Естественно, что деяния по формированию столь негативных представлений о семье, возбуждающие внутрисемейную вражду, представляют значительную общественную опасность, то есть должны быть признаны преступными.
Объектом противоправного посягательства очевидно являются основы конституционного строя и безопасность государства (глава 29 действующего УК РФ). Семья, внутрисемейные связи и традиционные семейные взаимоотношения — здесь лишь частный объект посягательства, но вполне достойный быть включенным в число основ государственной безопасности, защищаемых законом.
Объективная сторона частично уже предусмотрена частью первой статьи 282 УК РФ, в текст которой следует внести незначительные уточнения (в приведенной здесь цитате уточнения выделены): «Действия, направленные на возбуждение ненависти либо вражды, а также на унижение достоинства человека либо группы лиц по признакам пола, расы, национальности, языка, происхождения, отношения к религии, а равно принадлежности к какой-либо социальной группе, в том числе искусственное формирование нетрадиционных критериев насилия, равно как распространение заведомо ложных данных о насилии, совершенные публично или с использованием средств массовой информации либо информационно-телекоммуникационных сетей, в том числе сети «Интернет».

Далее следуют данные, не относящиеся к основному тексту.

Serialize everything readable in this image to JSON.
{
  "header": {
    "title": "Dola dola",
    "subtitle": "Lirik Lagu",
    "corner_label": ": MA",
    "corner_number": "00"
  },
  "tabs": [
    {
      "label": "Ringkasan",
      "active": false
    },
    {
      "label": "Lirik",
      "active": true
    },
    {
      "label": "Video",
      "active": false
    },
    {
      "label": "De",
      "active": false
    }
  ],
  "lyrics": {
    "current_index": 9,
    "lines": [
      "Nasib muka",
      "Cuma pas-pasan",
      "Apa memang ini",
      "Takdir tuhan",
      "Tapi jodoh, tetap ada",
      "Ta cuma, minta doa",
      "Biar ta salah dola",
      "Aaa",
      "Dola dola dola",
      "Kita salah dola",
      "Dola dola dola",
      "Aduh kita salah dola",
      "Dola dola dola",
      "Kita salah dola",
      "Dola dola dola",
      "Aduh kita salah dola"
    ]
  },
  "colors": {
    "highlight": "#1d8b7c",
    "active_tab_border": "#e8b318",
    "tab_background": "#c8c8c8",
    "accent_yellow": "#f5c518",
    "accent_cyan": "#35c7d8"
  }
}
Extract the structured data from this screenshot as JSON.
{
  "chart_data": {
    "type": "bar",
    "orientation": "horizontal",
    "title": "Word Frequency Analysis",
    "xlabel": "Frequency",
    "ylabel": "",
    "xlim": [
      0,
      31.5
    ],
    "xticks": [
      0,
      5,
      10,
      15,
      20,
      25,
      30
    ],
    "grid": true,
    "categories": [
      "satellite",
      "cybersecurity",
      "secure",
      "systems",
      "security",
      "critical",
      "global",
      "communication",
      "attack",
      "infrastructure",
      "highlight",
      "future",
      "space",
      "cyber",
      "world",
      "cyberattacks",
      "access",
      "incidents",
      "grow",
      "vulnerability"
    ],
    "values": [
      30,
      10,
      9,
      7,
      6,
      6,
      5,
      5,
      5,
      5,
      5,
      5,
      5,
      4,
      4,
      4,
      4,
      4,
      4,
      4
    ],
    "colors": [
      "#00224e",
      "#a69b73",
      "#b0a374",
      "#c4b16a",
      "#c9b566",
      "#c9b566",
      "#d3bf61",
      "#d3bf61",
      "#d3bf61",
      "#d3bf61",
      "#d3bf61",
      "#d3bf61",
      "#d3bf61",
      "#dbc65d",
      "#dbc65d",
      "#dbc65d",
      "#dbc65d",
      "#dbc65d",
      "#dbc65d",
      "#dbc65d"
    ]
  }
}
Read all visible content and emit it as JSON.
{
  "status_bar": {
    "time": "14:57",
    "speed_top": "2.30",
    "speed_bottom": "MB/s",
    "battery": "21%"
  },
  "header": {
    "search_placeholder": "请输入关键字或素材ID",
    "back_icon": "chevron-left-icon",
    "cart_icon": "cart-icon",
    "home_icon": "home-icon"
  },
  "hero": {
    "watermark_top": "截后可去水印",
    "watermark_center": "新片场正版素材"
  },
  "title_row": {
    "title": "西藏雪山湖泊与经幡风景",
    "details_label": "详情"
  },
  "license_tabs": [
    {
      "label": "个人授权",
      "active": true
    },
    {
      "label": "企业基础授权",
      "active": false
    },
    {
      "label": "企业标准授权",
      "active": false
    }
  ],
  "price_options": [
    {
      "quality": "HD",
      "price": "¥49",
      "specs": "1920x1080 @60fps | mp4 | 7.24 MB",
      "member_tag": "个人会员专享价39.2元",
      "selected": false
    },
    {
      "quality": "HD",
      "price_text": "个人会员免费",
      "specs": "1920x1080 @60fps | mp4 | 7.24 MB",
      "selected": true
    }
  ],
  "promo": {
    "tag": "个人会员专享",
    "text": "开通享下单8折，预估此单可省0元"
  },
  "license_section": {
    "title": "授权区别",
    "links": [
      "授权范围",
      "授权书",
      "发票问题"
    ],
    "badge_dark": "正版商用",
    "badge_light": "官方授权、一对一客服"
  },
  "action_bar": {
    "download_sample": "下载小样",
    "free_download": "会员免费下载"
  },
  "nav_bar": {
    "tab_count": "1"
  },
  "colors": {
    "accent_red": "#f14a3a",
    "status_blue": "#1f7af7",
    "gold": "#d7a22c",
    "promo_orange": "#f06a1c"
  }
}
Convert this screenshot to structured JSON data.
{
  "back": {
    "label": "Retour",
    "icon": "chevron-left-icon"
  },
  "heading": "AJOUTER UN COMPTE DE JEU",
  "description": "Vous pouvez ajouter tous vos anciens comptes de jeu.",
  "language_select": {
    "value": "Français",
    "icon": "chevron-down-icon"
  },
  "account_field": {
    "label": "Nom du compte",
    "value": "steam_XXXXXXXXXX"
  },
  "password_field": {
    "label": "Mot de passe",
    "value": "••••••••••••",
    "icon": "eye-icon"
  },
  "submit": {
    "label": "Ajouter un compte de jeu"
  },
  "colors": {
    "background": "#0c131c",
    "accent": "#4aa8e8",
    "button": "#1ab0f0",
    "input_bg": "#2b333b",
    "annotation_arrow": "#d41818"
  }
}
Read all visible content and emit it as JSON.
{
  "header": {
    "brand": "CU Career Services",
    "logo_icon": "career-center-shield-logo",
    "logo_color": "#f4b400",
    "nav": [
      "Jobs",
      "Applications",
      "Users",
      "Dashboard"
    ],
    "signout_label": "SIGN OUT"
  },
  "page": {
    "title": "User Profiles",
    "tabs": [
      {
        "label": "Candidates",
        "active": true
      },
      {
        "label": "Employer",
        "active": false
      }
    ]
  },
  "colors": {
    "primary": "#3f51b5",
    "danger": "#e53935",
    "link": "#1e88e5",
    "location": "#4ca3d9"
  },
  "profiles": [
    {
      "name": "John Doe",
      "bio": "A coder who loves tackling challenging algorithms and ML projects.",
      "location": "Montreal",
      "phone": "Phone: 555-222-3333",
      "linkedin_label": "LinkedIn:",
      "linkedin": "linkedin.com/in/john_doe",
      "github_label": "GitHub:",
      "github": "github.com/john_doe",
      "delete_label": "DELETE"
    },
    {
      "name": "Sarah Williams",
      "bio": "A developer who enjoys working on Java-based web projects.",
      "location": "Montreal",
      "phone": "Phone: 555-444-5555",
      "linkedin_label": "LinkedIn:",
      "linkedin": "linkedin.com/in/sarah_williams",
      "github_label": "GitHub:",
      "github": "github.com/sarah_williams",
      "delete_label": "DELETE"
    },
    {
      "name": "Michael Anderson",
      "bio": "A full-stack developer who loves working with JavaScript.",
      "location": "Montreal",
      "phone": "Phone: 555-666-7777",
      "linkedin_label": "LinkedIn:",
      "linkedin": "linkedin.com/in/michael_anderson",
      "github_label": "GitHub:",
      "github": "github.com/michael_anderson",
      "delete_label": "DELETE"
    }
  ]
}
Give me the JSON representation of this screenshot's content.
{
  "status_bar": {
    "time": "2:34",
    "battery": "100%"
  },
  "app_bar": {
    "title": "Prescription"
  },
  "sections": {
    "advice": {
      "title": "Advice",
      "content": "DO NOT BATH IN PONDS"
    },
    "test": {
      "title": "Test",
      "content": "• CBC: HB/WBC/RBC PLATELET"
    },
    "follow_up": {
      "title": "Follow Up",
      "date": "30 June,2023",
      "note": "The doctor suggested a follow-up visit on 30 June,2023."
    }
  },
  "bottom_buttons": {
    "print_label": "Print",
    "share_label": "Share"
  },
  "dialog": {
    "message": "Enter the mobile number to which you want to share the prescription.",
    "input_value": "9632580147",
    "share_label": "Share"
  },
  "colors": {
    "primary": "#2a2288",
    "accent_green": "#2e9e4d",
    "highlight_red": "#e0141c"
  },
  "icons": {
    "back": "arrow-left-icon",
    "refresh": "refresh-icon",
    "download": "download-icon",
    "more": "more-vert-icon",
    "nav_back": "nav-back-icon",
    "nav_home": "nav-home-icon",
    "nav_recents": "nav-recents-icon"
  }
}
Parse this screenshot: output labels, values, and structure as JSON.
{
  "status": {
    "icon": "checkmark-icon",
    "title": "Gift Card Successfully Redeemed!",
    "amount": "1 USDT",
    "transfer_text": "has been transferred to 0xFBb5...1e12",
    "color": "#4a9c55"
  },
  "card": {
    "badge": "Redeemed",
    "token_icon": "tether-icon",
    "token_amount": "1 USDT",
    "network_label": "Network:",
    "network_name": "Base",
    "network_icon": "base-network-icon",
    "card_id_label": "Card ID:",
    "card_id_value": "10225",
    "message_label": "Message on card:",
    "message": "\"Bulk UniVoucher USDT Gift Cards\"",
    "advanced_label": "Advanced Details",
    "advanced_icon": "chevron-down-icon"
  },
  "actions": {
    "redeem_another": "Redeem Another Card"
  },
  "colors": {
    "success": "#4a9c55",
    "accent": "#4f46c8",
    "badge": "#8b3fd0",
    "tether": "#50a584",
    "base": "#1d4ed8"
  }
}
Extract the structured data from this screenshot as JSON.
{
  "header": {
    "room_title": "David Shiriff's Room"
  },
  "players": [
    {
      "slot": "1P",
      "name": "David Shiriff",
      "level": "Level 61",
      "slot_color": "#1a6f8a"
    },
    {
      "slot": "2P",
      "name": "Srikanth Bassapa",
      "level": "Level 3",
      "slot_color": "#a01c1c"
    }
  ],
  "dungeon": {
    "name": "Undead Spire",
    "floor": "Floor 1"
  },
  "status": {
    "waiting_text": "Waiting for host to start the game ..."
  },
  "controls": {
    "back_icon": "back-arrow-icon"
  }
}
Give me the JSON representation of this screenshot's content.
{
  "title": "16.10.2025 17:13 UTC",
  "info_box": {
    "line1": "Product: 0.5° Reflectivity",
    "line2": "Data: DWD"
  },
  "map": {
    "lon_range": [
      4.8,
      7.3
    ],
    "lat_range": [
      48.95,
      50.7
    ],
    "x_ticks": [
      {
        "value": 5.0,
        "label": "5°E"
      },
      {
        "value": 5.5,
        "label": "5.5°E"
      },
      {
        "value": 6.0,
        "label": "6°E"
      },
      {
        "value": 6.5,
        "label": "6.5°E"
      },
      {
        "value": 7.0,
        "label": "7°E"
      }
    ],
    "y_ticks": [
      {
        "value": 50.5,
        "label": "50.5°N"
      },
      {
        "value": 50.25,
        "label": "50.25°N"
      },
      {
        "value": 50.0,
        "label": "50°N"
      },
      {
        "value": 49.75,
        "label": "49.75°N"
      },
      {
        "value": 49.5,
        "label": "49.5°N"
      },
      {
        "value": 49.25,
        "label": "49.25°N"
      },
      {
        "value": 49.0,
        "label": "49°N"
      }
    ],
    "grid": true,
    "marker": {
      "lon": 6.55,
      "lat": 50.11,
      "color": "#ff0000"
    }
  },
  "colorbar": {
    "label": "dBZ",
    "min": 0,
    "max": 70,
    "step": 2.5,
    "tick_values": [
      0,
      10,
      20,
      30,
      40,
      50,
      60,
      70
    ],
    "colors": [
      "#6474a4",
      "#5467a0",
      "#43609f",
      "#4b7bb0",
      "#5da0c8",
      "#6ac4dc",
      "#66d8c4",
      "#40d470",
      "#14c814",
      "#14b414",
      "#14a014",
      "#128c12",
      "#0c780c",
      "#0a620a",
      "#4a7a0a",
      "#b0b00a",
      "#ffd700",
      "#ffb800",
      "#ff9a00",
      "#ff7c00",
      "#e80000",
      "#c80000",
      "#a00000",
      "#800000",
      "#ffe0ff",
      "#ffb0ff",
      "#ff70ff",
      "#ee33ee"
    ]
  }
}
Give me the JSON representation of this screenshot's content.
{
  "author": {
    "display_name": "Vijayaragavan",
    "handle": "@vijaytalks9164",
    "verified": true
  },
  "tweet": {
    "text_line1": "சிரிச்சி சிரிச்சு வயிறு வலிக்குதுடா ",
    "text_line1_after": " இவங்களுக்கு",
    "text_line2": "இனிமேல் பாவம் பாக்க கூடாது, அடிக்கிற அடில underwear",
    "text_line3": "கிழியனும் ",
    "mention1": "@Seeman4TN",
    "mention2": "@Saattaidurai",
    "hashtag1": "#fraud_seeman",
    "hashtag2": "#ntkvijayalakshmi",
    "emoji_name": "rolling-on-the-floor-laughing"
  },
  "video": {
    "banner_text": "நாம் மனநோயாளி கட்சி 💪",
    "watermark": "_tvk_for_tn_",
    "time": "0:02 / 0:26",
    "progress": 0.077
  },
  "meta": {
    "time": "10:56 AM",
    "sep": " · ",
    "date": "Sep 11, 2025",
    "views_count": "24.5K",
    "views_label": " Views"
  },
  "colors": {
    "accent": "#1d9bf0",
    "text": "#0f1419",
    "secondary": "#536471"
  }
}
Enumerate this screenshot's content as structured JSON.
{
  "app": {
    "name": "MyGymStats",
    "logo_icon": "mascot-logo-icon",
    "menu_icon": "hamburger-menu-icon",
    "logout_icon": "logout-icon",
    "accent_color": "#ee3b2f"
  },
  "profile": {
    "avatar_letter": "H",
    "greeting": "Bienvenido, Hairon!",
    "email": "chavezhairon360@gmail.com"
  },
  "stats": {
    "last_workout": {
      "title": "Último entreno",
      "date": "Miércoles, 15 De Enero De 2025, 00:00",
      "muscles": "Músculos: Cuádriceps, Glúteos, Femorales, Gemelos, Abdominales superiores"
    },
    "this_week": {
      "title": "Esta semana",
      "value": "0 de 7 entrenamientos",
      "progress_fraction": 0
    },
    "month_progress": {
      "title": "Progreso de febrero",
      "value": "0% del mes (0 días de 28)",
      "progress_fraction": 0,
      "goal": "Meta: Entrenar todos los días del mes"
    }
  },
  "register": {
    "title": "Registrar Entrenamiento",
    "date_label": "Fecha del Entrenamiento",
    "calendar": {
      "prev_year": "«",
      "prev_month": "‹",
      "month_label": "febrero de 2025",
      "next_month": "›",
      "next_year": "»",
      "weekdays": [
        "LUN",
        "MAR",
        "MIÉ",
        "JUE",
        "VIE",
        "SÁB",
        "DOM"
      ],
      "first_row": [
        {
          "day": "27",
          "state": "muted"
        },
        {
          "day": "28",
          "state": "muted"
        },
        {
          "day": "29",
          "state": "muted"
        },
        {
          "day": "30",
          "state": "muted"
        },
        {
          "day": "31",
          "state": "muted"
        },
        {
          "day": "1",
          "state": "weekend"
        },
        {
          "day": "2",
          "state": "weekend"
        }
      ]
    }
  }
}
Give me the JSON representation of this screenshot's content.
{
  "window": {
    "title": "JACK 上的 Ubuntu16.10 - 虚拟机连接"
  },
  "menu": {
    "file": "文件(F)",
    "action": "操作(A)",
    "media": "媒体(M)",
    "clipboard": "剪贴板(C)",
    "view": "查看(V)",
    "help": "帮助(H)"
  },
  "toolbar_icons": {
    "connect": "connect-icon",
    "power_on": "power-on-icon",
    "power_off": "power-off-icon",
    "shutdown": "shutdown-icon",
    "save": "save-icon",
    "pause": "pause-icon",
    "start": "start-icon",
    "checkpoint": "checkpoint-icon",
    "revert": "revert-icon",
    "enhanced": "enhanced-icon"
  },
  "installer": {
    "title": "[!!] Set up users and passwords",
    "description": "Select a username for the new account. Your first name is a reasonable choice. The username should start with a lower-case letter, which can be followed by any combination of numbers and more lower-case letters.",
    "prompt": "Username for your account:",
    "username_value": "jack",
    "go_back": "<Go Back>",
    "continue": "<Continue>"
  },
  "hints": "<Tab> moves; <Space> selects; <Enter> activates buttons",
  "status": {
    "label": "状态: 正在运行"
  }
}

Таким образом, добавление лишь в первую часть статьи 282 УК РФ запрета на формирование нетрадиционных критериев и заведомой лжи об уровне «насилия» практически решает вопрос об ответственности коррупционеров, которым выгодно формировать опасные для общества представления о семейном насилии. Вторая и последующая части этой же уголовной статьи уже предусматривают квалифицированные составы экстремизма — совершение описанных в первой статье действий лицом с использованием своего служебного положения или организованной группой. Введение уголовной ответственности за возбуждение внутрисемейной вражды, таким образом, в течение короткого времени может существенно снизить заведомо лживые и экстремистские по своей сути заявления как иностранных агентов, так и взаимно аффилированных с ними чиновников, значительно облегчить работу законодателей. И вовсе не стоит обращать внимание на скептиков, сомневающихся в возможности практического применения новой нормы. Ведь правоприменительная практика для того только и существует, чтобы новые нормы начинали действовать.
После введения уголовной ответственности за концептуализацию внутрисемейного насилия вполне реален такой способ защиты, когда в ответ на жалобы и заявления об «ужасных» побоях, индуцируемых феминистками, гомосексуалистами и прочими поборниками гендерной и тому подобных антисемейных идеологий, можно ведь завалить правоохранителей жалобами и заявлениями об экстремистском характере такого индуцирования. А это положение дел, в свою очередь, существенно затруднит деятельность иноагентов — господ, паразитирующих на социальной политике, — и предоставит обществу дополнительные возможности к осуждению тотальной лжи и борьбы с ней.
Если же не перейти к решительным шагам по наказанию тех, кто превращает не только общество в «капиталистические джунгли», но и впускает эти джунгли в семью, подводя черту под ее бытием как сложным симбиозом близких людей, не выживут ни семья, ни общество, ни государство.